珈琲
朝食後の食堂に珈琲の香りが漂う。
戦う為には、まずは情報収集が常道だと、僕は思う。
知らなければ、見えないこともある。
要所を潰して、それで済めば楽だしね。
相手が何を望んでいるのか知りたいから。
この会議で方針が決まれば、後は行動あるのみ。
まずは目的地をハッキリさせて、ルートを決めるのだ。
「えーと、実は情報収集をギルドに依頼していて、回答が来たので連絡します。回答は大まかに分けて3つありました。」
ざっと要約して、皆に話す。
一つ目、依頼人について。
男性、65歳、元公益財団法人●●●会長秘書。現公益財団法人○○○執行部執行役員、都市民、第3区在住。
殿下との接点は、ありません。
面会は拒否。依頼した理由も拒否。
二つ目、殿下の特異活動について。
殿下の役割は主に他の有力貴族との外交ですが約1年前に一度だけ、衛生都市代表代理として査問会に出席されてます。当時査問会に出頭し、処分を受けたのは、現在は解体されている元公益財団法人●●●会長◉◉◉◉。当時75歳、いわゆる奴隷契約事案の当事者。唯一、責任を取って処断された。刑罰は死刑以上。
三つ目、一つ目と二つ目が繋がる奴隷契約事案の関係者について。
ここ1年で、関係者6人が死亡。死因は、自殺、事故、他殺、病死と多岐に渡りますけど、これって偶然ですか?
更に殿下と殿下のご家族、アッサム衛星都市を守る衛士隊からも自殺者が今年になって既に二人出てます。
食堂内が静まりかえる。
食堂の掃き出し窓から、お陽さまの光が差し込んでいる。
左様に今日は良い天気らしい。
都市内の一等地にありながら、この邸宅は庭が広くとってあり眺望が素晴らしい。
春に来られたら、花々が咲き、華やかな眺めになっていただろう。
また、来たいな。
珈琲に口をつける。
僕が珈琲カップを受け皿に置いた頃、おもむろにギャルさんが挙手をして、発言する。
「衛士隊の自殺は、あー、なんてゆーか、実は毎年あって珍しいことではないので、今回の件とは関係ないかも。」
え?マジですか。では、少なくともギャルさんが配属された5年前から毎年?
「キッチリ毎年というわけではないけど、珍しいことでもないので気にしてなかった。」
そう言いながら、ギャルさんは渋い顔をしていた。
面識ないけど仲間の不幸であるからギャルさんにとって好ましい話題ではないのだろう。
「私もギャルと同意見です。ただ自殺者が多数でるのは異常です。何某かの問題がある証拠です。前から耳にはしていたのですが、異常事態に感覚が麻痺していたようです。今回の件が片付いたら、お父様に相談してみましょう。」
殿下がギャルさんの方を向いて、語りかけた。
クラッシュさんがゴホンと咳をして話し始める。
「これは明白ですな。奴隷契約事案で殿下に恨みを持った、この元秘書の依頼人が差配してるに違いない。やられたら倍にしてやり返すのが我輩の信条。我が神も申してます。100倍返しだと。今なら神の慈悲により倍返しで、プチッとミンチが適当な処置ではないかと。」
なにやらクラッシュさんが剣呑なことを言っている。
「えー、ミンチはちょいヤダかなぁ。でも元秘書さんとは限らないじゃない?例えば処断された会長とかさぁ。一番殿下を恨んでそう。こういう人って心狭そうだし。きっとそうだよ。私の勘!」
まあ、結構ギャルさんの意見が順当かも。でも会長って処断されてるのに今も生きてるの?回答書には死刑以上の刑罰だと記載されている。死刑以上って何?
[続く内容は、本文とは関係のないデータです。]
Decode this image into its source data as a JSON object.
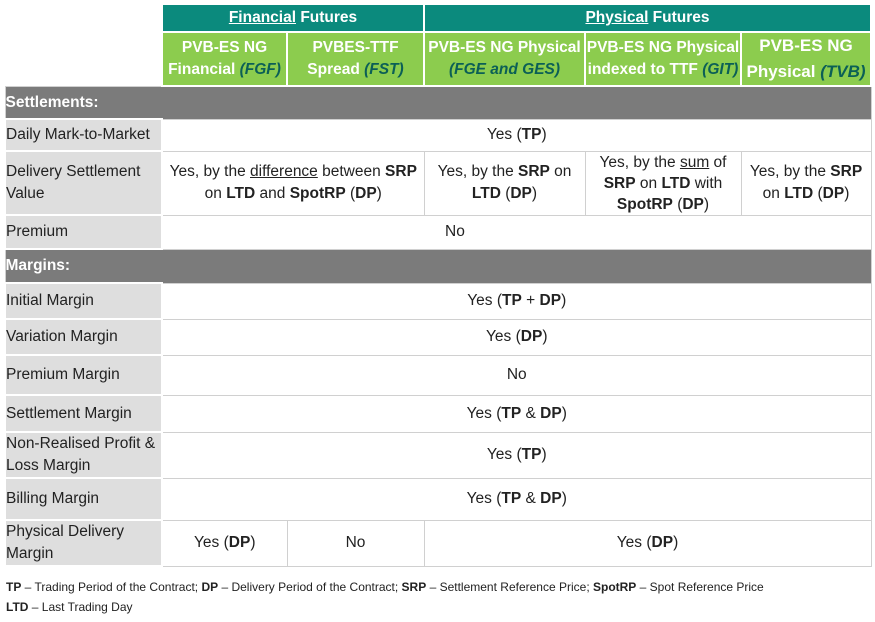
{
  "header": {
    "financial_group": {
      "underlined": "Financial",
      "rest": " Futures"
    },
    "physical_group": {
      "underlined": "Physical",
      "rest": " Futures"
    },
    "contracts": [
      {
        "line1": "PVB-ES NG",
        "line2_text": "Financial ",
        "code": "(FGF)"
      },
      {
        "line1": "PVBES-TTF",
        "line2_text": "Spread ",
        "code": "(FST)"
      },
      {
        "line1": "PVB-ES NG Physical",
        "line2_text": "",
        "code": "(FGE and GES)"
      },
      {
        "line1": "PVB-ES NG Physical",
        "line2_text": "indexed to TTF ",
        "code": "(GIT)"
      },
      {
        "line1": "PVB-ES NG",
        "line2_text": "Physical ",
        "code": "(TVB)"
      }
    ]
  },
  "sections": {
    "settlements": "Settlements:",
    "margins": "Margins:"
  },
  "rows": {
    "daily_mtm": {
      "label": "Daily Mark-to-Market",
      "value": {
        "pre": "Yes (",
        "bold": "TP",
        "post": ")"
      }
    },
    "delivery_settlement": {
      "label_line1": "Delivery Settlement",
      "label_line2": "Value",
      "financial": {
        "t1": "Yes, by the ",
        "u1": "difference",
        "t2": " between ",
        "b1": "SRP",
        "t3": "on ",
        "b2": "LTD",
        "t4": " and ",
        "b3": "SpotRP",
        "t5": " (",
        "b4": "DP",
        "t6": ")"
      },
      "physical": {
        "t1": "Yes, by the ",
        "b1": "SRP",
        "t2": " on",
        "b2": "LTD",
        "t3": " (",
        "b3": "DP",
        "t4": ")"
      },
      "indexed": {
        "t1": "Yes, by the ",
        "u1": "sum",
        "t2": " of",
        "b1": "SRP",
        "t3": " on ",
        "b2": "LTD",
        "t4": " with",
        "b3": "SpotRP",
        "t5": " (",
        "b4": "DP",
        "t6": ")"
      },
      "tvb": {
        "t1": "Yes, by the ",
        "b1": "SRP",
        "t2": "on ",
        "b2": "LTD",
        "t3": " (",
        "b3": "DP",
        "t4": ")"
      }
    },
    "premium": {
      "label": "Premium",
      "value": "No"
    },
    "initial_margin": {
      "label": "Initial Margin",
      "value": {
        "pre": "Yes (",
        "b1": "TP",
        "mid": " + ",
        "b2": "DP",
        "post": ")"
      }
    },
    "variation_margin": {
      "label": "Variation Margin",
      "value": {
        "pre": "Yes (",
        "bold": "DP",
        "post": ")"
      }
    },
    "premium_margin": {
      "label": "Premium Margin",
      "value": "No"
    },
    "settlement_margin": {
      "label": "Settlement Margin",
      "value": {
        "pre": "Yes (",
        "b1": "TP",
        "mid": " & ",
        "b2": "DP",
        "post": ")"
      }
    },
    "non_realised": {
      "label_line1": "Non-Realised Profit &",
      "label_line2": "Loss Margin",
      "value": {
        "pre": "Yes (",
        "bold": "TP",
        "post": ")"
      }
    },
    "billing_margin": {
      "label": "Billing Margin",
      "value": {
        "pre": "Yes (",
        "b1": "TP",
        "mid": " & ",
        "b2": "DP",
        "post": ")"
      }
    },
    "physical_delivery": {
      "label_line1": "Physical Delivery",
      "label_line2": "Margin",
      "fgf": {
        "pre": "Yes (",
        "bold": "DP",
        "post": ")"
      },
      "fst": "No",
      "physical": {
        "pre": "Yes (",
        "bold": "DP",
        "post": ")"
      }
    }
  },
  "legend": {
    "line1": [
      {
        "b": "TP",
        "t": " – Trading Period of the Contract;  "
      },
      {
        "b": "DP",
        "t": " – Delivery Period of the Contract; "
      },
      {
        "b": "SRP",
        "t": " – Settlement Reference Price; "
      },
      {
        "b": "SpotRP",
        "t": " – Spot Reference Price"
      }
    ],
    "line2": [
      {
        "b": "LTD",
        "t": " – Last Trading Day"
      }
    ]
  }
}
「お姉さま、死刑以上とは、秘匿するような情報ではないのですけど…。」
殿下は、知ってるらしいけど、あまり言いたくないらしい。
頷いているクラッシュさんも知ってるらしい。
では具体的な死刑以上の内容を知らないのは、僕とギャルさんだけ。
なんだろか?
古今東西の残虐な刑を思い浮かべる。
…
うん、これはあんまり良い気分ではないね。
「死刑以上の刑罰とは、…。」
言い淀んだ殿下に代わり、クラッシュさんが説明し始めた。